Simple dark matter and astrophysical models can’t explain a gamma-ray signal from our Galaxy’s center.
Synopsis figure
NASA

The Fermi Gamma-Ray Space Telescope recently detected unexpectedly intense gamma rays coming from the center of the Milky Way, where a supermassive black hole (Sagittarius A*) is believed to exist. Since known sources couldn’t have produced such a signal, researchers are debating whether the gamma rays may come from annihilations of dark matter in the halo surrounding the Milky Way. According to some theories, a so-called dark matter “spike” could also contribute to such a signal: the spike would arise from the strong gravitational pull of the supermassive black hole, compressing the nearby dark matter into a dense collection. Within the spike, dark matter particles would be more likely to annihilate, enhancing gamma-ray emission.

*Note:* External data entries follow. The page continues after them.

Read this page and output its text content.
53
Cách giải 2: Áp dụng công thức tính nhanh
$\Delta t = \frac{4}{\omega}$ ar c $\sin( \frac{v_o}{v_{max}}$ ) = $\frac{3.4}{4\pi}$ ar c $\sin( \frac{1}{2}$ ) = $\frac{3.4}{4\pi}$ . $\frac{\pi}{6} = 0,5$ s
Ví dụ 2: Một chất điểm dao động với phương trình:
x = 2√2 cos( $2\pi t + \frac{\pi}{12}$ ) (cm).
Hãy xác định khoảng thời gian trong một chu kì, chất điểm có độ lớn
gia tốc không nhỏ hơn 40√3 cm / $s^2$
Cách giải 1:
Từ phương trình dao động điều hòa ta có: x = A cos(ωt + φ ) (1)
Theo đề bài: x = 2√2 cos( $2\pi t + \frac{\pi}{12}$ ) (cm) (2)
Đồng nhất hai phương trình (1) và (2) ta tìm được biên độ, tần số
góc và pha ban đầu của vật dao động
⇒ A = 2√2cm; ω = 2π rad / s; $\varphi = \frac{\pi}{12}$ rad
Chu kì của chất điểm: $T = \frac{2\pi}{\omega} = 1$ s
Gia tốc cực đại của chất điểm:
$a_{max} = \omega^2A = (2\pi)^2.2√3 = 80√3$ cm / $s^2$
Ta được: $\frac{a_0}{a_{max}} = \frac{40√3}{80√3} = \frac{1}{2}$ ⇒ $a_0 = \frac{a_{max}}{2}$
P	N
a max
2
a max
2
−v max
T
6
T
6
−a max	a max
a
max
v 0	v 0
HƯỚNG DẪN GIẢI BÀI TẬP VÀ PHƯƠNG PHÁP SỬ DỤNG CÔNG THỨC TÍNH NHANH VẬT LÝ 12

Now, Brian Fields, Stuart Shapiro, and Jessie Shelton at the University of Illinois at Urbana-Champaign have calculated the intensity of gamma-ray radiation that such a spike could generate. They show that, under some of the most plausible scenarios, the expected signal would exceed by far that observed by Fermi. This leads to two possible conclusions: either the emission is not due to dark matter, or the Galaxy’s center is different than that envisioned by the simplest galactic models.

Using a wide range of astrophysical parameters and proposed dark matter models, the group calculated that, if the black hole grew in a conventional way (by accreting matter onto a small seed), the expected signal should be at least one order of magnitude larger than the measured one. A dark matter origin could only be possible under more exotic scenarios for the Galactic center’s physics. For instance, the supermassive black hole could have formed through the merger of two black holes, or the spike’s structure could have been influenced by an unusually dense and clumpy population of so-far undetected stars.

This research is published in Physical Review Letters.